A dreamy time of the day it is for me, the colors muting and fading giving rise to purples then grays. Now, a red flash of light crosses the sky and the ever-fading colors of the soft clouds is all that remains of the sun's unstoppable descent to temporary oblivion. A flock of shrieking birds swoops low over the top of the trees in front me, looking for shelter for the night. This is the most perfect time of the day for me, sitting, seeing and thinking, even long after the colors of the sunset have faded away. Behind me the palm trees begin to sway gently in the early evening breeze, their dark green fronds whispering and exchanging the secrets of this day as they touch and rub together softly. I feel content surrounded by the beauty and majesty of nature, waiting for the planets and stars to appear in the sky, first Venus bright and shiny, then one by one the other, smaller beacons of light in a purple sea of of enveloping darkness.

I think of the days and weeks and months of waiting for the harvest of the papaya. I am relieved that the long wait is almost over and that soon some money will start coming in. Not that my hunting trips were not profitable - at least they paid for the farm and had taken care of our expenses till now, but the anticipation of having some steady income, with not much work on my part, is very sweet indeed. Today, it seems, I am carried away in my day dreaming more than usual, but pleased as I am, I let myself practically drown in my thoughts. I think of the lovely nights I had spent in the bush, lying wide-eyed and steeple in my tent, of the green solitude broken only by the occasional sharp cracking of branches by passing animals. I think of my struggling to push back the slow, dark waves of uneasiness, of fear, of my first days in Africa.

But it did not take me long to find my place and get used to the unknown wilderness that lied somewhere in the path of life I had chosen for myself. But now, looking back at it all, I am glad that today is today and tomorrow will be tomorrow. I do not think beyond that. My eyes move slowly and lovingly back to Fabia's graceful noble face. She looks so much like a painting I saw once at an old villa in Sintra, the Portugal hangout of Lord Byron and the other English poets. It was the portrait of a noble lady praying in the cathedral at Sao Vincente de Fora perhaps a painting by Titan or Coreggio - I don't remember. All I remember is that Fabia looked so much like the noble woman in that painting.

I am glad I found Fabia on my last trip to Mozambique. She was a rare jewel, a direct descendant of those early Portuguese adventurers that followed Vasco De Gamma' s route for spices and wealth in the East Indies and settled instead in Africa. We married in Pemba that same spring and then moved up north to Ifakara, then to the Kilombero flats where we got our farm, planted the papayas and finally settled down - Favia always at my side.

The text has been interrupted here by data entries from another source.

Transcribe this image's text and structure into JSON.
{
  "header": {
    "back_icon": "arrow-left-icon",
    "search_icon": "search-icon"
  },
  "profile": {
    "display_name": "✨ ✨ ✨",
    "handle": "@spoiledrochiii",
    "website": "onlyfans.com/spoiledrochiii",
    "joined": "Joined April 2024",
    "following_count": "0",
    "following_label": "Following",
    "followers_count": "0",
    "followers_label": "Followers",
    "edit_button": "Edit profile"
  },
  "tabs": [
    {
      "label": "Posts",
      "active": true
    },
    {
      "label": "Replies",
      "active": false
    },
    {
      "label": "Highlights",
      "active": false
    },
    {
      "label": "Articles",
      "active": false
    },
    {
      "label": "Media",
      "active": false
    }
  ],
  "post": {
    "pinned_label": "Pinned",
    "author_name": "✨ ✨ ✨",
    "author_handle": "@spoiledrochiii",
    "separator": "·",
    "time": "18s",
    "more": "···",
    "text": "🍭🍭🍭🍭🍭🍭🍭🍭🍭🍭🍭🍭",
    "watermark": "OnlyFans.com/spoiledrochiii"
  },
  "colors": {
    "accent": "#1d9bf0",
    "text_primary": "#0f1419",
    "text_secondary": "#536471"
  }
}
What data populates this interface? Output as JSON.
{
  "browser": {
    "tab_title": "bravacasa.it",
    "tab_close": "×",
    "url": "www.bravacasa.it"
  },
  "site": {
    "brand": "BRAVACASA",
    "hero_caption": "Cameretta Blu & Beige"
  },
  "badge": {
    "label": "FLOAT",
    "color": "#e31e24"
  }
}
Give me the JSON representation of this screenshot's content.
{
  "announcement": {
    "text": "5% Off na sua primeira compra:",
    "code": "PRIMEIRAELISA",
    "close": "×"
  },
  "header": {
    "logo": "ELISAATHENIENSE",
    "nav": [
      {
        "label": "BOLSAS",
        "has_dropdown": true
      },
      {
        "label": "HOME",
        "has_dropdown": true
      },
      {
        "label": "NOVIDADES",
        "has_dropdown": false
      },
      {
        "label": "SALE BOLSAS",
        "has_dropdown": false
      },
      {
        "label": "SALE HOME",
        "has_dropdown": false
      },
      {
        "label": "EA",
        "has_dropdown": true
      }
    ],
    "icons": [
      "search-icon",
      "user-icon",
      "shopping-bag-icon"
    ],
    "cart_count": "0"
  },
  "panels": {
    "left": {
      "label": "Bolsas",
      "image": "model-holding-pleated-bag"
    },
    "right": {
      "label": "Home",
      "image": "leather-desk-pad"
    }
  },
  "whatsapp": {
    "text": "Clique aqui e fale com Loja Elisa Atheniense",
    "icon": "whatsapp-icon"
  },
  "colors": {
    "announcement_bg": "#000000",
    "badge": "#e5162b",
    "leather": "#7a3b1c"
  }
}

I am glad to be living the life of a man, to challenge nature and its creatures and to make decisions so impulsively with such certainty, with such belief in myself. Perhaps I did not reach as far as I wanted to reach. Perhaps I did not see as much of the world as I would have liked to see. Perhaps I could not be considered a success, but what is success and by whose standards? I feel sorry for the people of the civilized world, the so complex, the so conscious of the passage of time, a commodity so precious for them. I feel sorry for the so many little needs they create in order to make their life more complex, themselves more important.

But why should I worry about them and who am I to judge them? After all I might some day be unfortunate enough to join and become one of them. I hear rumors about unrest and independence from the British. But here we are so far away that nothing can touch us. At least not today. Nothing is going to disturb this sunset at Kilombero. So now is now and, in these surroundings, now can last an eternity. Tomorrow the papaya will be ready for harvest.